それは、わずかな変化だ。恐らく気づいたのはリーシアだけ。
それが何だか嬉しかった。
もちろん駆け寄りはしない。
リーシアが親しくしているパルフォン・パンパールではない。
今の彼は森の隠者パーシファル・パーンだ。
だから、失礼にならないように整った微笑みを浮かべ、丁寧にお辞儀した。
彼からは小さな頷きが返る。
それでいい。
これが森の隠者パーシファル・パーンと村娘のリーシアとの適切な距離だ。
彼に気づいたのか、誰かが呼びに行ったのか、ザイールが彼に歩み寄るのが見えた。
リーシアはさっと身を翻して彼らに背を向ける。
だから、歩み去るリーシアの背中をどんな
**
自室に戻ろうとしたリーシアは廊下で妹のトーニャに捕まった。
「お姉ちゃん、もう少しザイールさんに優しくしてあげてもいいんじゃない?」
そう言ったトーニャを無表情に見返す。
誰もがリーシアにザイールにもっと歩み寄れと言う。
だけど、無理だ。
そもそも最初に拒絶したのはザイールのほうだ。
ザイールだってリーシアに歩み寄る姿勢など見せない。
それなのにみんながザイールにではなくリーシアに歩み寄れと言うのだ。
今更ザイールが態度を変えても、彼を受け入れることはないけれど。
それでも理不尽だと感じてしまう。
結婚相手が不本意なのはお互い様なのに。
だから思う。
「あなたがザイールの結婚相手だったら、みんなが幸せだったでしょうね」
リーシアにとっても、村の人たちにとってもーーザイールにとっても。
トーニャが大きく目を見開く。
「いいえ、いいえ! それでは誰も幸せになれない!」
何故か激しく否定される。トーニャ自身がザイールのもとに嫁ぎたいのではないのだろうか?
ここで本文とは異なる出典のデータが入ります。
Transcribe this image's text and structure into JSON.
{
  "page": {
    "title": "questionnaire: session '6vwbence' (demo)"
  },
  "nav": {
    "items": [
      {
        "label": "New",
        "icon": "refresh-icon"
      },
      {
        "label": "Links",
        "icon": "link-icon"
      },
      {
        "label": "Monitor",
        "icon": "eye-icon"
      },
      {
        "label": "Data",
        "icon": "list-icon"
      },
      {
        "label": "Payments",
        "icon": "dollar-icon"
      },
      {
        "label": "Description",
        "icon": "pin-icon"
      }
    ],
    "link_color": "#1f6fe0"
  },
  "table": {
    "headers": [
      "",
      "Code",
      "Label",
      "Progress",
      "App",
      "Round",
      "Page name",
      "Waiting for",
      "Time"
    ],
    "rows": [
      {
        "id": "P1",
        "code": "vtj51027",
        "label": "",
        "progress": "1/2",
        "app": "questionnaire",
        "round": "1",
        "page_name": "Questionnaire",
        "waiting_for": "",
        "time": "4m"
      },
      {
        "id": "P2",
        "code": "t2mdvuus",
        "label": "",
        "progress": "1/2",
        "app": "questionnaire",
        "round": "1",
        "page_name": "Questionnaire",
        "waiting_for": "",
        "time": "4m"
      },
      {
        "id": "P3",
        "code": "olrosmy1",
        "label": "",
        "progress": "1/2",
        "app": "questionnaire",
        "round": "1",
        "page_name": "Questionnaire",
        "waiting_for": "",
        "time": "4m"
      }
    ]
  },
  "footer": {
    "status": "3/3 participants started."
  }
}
ザイールに想いを寄せているように感じていたのだけれど。
「そうかしら? 少なくともザイールは嫌ってる相手と結婚せずに済んで喜ぶのではない?」
「そんなことはないわ! 絶対にそんなことない!」
また強く否定され、リーシアは困惑する。
ザイールがリーシアを疎んじているのは、みなが知ることのはずなのだけれど。
リーシアの困惑に気づき、トーニャの顔がくしゃりと歪む。
「お姉ちゃんはなんにもわかってない」
「わかってないって、何が?」
「ザイールさんはお姉ちゃんのこと……やっぱ何でもない」
「トーニャ?」
「何でもないっ! とにかくお姉ちゃんはもっとザイールさんに優しくしてあげて!」
言い捨てトーニャは足音荒く立ち去っていった。
それを首を傾げて見送ったリーシアは、その後ろ姿が見えなくなってからぽつりと呟いた。
「無理よ」
ザイールに歩み寄るなんて無理だ。
そんな時期はとうに過ぎた。
今更優しくすることも、歩み寄ることも不可能だ。
それほど心の距離は遠い。
リーシアとザイールの仲の改善はあり得ないのだ。
積み上げられた記憶の全てがザイールを拒絶する。
優しい記憶の一つでもあればまだ違ったのかもしれない。
だがそんな記憶はないのだ。
ただ一つとしてない。
あるのは侮蔑され見下された記憶だけ。
傷つけられた記憶だけだ。
リーシアにだって、感情も心もあるのだ。
村の誰もそのことに気づいてくれない。
この村のどこにもリーシアが心安らげる場所はない。
リーシアの居場所はないのだ。
暗澹たる心持ちで自室へと戻った。